Drift-diffusive resetting search process with stochastic returns: Speedup beyond optimal instantaneous return.

Abstract

Stochastic resetting has recently emerged as a proficient strategy to reduce the completion time for a broad class of first-passage processes. In the canonical setup, one intermittently resets a given system to its initial configuration only to start afresh and continue evolving in time until the target goal is met. This is, however, an instantaneous process and thus less feasible for any practical purposes. A crucial generalization in this regard is to consider a finite-time return process which has significant ramifications to the firstpassage properties. Intriguingly, it has recently been shown that for diffusive search processes, returning in finite but stochastic time can gain significant speedup over the instantaneous resetting process. Unlike diffusion which has a diverging mean completion time, in this paper, we ask whether this phenomena can also be observed for a first-passage process with finite mean completion time.

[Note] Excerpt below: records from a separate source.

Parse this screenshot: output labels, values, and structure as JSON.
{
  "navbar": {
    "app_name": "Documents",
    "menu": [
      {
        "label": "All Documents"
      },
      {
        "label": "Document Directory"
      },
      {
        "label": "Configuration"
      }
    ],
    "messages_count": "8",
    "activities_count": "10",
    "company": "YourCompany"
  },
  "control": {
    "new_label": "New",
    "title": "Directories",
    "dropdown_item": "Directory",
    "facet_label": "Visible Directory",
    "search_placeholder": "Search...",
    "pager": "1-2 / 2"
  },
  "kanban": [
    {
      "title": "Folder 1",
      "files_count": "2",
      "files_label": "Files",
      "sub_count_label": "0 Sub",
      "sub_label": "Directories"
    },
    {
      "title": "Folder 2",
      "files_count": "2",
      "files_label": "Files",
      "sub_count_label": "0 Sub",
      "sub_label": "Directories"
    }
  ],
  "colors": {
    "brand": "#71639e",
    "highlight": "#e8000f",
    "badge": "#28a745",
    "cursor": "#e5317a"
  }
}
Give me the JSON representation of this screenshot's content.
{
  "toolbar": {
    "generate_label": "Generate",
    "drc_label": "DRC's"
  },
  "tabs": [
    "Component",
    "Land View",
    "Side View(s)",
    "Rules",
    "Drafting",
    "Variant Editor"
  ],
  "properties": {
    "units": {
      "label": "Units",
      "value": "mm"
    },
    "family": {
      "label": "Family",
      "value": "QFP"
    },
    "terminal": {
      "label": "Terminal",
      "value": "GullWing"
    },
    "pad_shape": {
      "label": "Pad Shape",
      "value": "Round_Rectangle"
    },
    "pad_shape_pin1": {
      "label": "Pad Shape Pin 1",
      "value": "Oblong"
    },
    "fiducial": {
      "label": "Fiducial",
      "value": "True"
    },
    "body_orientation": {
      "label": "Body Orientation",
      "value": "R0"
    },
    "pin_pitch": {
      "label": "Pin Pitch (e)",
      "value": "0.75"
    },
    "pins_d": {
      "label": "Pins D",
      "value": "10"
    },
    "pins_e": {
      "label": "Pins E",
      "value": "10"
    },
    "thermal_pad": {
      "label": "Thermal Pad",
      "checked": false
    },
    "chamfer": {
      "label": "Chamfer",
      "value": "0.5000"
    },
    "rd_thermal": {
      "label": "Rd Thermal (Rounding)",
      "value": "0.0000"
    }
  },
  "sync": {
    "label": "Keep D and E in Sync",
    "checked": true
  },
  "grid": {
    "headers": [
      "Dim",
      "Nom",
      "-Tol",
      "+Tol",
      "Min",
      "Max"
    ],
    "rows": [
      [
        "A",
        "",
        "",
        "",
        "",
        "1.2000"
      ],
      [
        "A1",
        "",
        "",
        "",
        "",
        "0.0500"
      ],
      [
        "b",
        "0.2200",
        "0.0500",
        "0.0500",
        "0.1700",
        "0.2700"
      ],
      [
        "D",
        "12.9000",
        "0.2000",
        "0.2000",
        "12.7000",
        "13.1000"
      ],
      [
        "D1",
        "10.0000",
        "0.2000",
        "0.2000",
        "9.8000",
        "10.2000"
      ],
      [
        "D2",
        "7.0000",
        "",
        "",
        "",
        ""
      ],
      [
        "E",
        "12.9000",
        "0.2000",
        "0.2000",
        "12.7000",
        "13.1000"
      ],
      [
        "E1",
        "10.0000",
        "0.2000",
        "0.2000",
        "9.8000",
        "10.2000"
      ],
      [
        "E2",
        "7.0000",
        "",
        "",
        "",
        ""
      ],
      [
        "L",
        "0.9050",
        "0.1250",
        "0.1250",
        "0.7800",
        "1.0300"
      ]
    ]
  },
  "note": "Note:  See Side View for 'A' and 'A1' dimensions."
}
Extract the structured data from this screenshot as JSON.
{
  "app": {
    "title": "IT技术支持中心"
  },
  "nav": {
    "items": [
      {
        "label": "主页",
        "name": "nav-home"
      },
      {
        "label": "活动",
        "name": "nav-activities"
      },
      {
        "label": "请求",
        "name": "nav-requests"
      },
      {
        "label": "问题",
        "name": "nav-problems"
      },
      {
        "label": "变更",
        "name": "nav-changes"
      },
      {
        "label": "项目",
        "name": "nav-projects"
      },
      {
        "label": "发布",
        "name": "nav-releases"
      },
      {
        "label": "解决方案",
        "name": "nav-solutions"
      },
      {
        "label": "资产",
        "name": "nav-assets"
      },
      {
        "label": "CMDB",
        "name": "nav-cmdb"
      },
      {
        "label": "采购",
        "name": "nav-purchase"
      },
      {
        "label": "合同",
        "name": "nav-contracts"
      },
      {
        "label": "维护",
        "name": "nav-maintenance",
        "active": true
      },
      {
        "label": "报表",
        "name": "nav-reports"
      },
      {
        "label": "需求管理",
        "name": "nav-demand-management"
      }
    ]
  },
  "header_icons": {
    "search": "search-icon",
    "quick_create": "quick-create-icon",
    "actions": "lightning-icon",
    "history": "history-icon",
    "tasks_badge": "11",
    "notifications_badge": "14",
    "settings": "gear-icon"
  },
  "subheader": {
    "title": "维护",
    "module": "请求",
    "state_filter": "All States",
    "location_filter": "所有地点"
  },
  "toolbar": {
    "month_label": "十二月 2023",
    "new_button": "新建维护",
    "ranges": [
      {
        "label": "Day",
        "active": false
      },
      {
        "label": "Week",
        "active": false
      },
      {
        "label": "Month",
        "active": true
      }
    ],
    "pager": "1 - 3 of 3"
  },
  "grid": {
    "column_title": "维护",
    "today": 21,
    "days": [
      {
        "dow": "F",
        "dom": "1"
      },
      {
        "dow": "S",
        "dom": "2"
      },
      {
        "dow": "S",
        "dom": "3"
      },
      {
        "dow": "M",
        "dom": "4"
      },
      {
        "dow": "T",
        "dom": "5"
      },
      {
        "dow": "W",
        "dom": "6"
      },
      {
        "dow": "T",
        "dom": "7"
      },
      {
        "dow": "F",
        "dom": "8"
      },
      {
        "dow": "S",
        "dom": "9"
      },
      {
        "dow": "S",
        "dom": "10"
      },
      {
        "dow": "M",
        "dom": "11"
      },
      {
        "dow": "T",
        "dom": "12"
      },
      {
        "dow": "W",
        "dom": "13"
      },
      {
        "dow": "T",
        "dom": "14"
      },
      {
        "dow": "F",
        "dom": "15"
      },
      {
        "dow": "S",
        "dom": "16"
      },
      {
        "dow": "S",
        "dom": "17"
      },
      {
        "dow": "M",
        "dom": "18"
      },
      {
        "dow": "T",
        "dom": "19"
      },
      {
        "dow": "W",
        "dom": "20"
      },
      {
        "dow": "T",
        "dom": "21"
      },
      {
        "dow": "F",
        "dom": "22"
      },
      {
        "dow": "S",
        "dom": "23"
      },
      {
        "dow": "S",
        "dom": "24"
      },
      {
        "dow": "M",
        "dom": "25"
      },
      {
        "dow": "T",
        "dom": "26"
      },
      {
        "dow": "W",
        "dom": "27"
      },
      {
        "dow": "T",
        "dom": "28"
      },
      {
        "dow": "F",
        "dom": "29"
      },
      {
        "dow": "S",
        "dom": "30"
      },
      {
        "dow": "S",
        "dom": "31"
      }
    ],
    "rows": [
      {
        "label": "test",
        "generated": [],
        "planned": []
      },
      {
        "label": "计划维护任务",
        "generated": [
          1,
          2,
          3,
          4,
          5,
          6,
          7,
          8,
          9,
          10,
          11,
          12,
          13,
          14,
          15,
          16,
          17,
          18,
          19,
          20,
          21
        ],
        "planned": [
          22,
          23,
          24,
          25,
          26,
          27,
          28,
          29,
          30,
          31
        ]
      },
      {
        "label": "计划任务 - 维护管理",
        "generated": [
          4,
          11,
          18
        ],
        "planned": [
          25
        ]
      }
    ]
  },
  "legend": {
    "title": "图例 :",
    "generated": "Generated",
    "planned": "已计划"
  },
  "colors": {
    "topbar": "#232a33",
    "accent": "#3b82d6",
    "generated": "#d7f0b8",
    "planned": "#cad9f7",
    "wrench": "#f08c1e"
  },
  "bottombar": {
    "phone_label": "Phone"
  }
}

To this end, we explore the setup of a classical drift-diffusive search process in one dimension with stochastic resetting and further assume that the return phase is modulated by a potential U(x)=λ|x| with λ>0. For this process, we compute the mean first-passage time exactly and underpin its characteristics with respect to the resetting rate and potential strength. We find a unified phase space that allows us to explore and identify the system parameter regions where stochastic return supersedes over both the underlying process and the process under instantaneous resetting. Furthermore and quite interestingly, we find that for a range of parameters the mean completion time under stochastic return protocol can be reduced further than the optimally restarted instantaneous processes. We thus believe that resetting with stochastic returns can serve as a better optimization strategy owing to its dominance over classical first passage under resetting.